I don't know how I feel about this as I currently have T-Mobile home Internet and it's not the best experience... but it mostly works and it's cheaper than my previous cable provider. However, home Wi-Fi really needs 6 GHz for future IoT devices.
But I am definitely against it because Ted Cruz is for it. He obviously is getting paid/bribed by the telecoms... and he sucks.
Eh, IoT devices typically use 2.4ghz, or even 933mhz...
Yeah IoT devices don't need bandwith, they need range (at low powers) and those lower frequencies get them that. 6ghz wifi has pretty small range and is awful for IoT stuff.
I kinda meant for like future products when AR and VR combine with IoT products, but if those can work on lower ranges with those 6 Ghz devices, then great... but VR and AR will definitely need 6 GHz to be more useful.
I thought wifi was on 2.4ghz, and the new ones were on 5ghz?
Current generation wifi 6E and 7 add 6Ghz which offers substantially more bandwidth / speed.
Wifi 7 also allows devices to use 2.4/5/6Ghz at the same time instead of just hard switching between them.
Would be a major setback since 6Ghz allows devices to easily hit Gigabit speeds wirelessly.
Yeah, I've got Wifi 7 set up and it's awesome.

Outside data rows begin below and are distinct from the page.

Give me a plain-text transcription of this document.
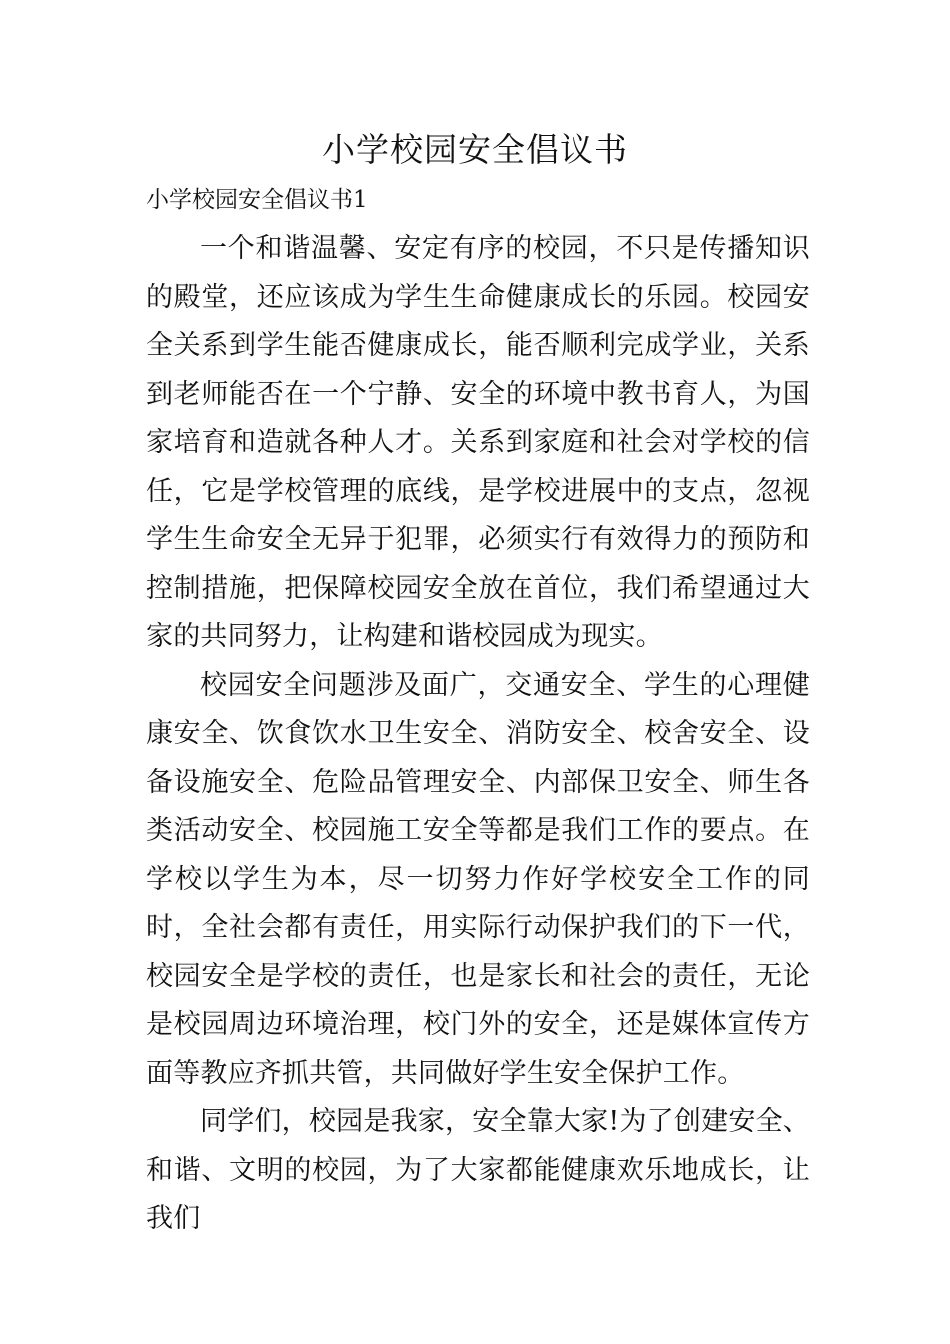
小学校园安全倡议书
小学校园安全倡议书1

一个和谐温馨、安定有序的校园，不只是传播知识的殿堂，还应该成为学生生命健康成长的乐园。校园安全关系到学生能否健康成长，能否顺利完成学业，关系到老师能否在一个宁静、安全的环境中教书育人，为国家培育和造就各种人才。关系到家庭和社会对学校的信任，它是学校管理的底线，是学校进展中的支点，忽视学生生命安全无异于犯罪，必须实行有效得力的预防和控制措施，把保障校园安全放在首位，我们希望通过大家的共同努力，让构建和谐校园成为现实。

校园安全问题涉及面广，交通安全、学生的心理健康安全、饮食饮水卫生安全、消防安全、校舍安全、设备设施安全、危险品管理安全、内部保卫安全、师生各类活动安全、校园施工安全等都是我们工作的要点。在学校以学生为本，尽一切努力作好学校安全工作的同时，全社会都有责任，用实际行动保护我们的下一代，校园安全是学校的责任，也是家长和社会的责任，无论是校园周边环境治理，校门外的安全，还是媒体宣传方面等教应齐抓共管，共同做好学生安全保护工作。

同学们，校园是我家，安全靠大家!为了创建安全、和谐、文明的校园，为了大家都能健康欢乐地成长，让我们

I've got a single access point, and I get full gigabit in my office with line of sight, and it auto switches to 5GHz or 2.4GHz when I move too far away. It's also great for apartments since it's more easily blocked by walls, there's way less interference from neighbors.
802.11a is over 20 years old, fortunately this law isn't talking about shutting down existing routers. the 6 GHZ is the next frontier to expand to, the military already owns the 7 GHZ spectrum... So the 6 GHZ is the one that can be expanded into. Of which origionally was planned to be made for the next generation of wifi... but now is going to be sold off to phone providers to use in the next generation of mobile networks.
So in short, our existing routers will continue to work as designed, but future routers will not be making any leaps forward.
Basically the choice between better faster wireless LANs, is getting killed in favor of better networks for cellphone services... of which the carriers will set the price on.
6GHz compatible devices are already being sold. If your phone is new-ish it likely supports it, and many routers already have it.
This isn’t a “next gen” problem, it’s a “current gen bleeding edge” problem.
802.11a was 5ghz, 802.11b was 2.4ghz. Both developed at the same time.
802.11g was 2.4ghz and extended b since 2.4 took off faster than 5ghz in the market.
Since g, n onwards has been used across both bands.
Since 802.11ax we now have 6ghz.
WiFi is on all three bands. It's not so much what's newer vs older. Newer devices tend to support 2.4, 5, and 6 and switch between them based on quality of signal and support by the WiFi network. Higher frequencies like 5 and 6GHz are generally better because there's less interference.
Cheaper devices tend to only support 2.4GHz
Nah wifi was actually originally on 5GHz spectrum, with 802.11a. It came out shortly before 802.11b, which used 2.4GHz, and was objectively better...but component shortages for 802.11a devices made the inferior 802.11b more successful on the market.
Then in 2009, after 802.11b and 802.11g came 802.11n, which used the 5GHz spectrum, and introduced dual-band routers to consumers.
Most recently, 6GHz got allocated with the advent of Wifi 6E and Wifi 7.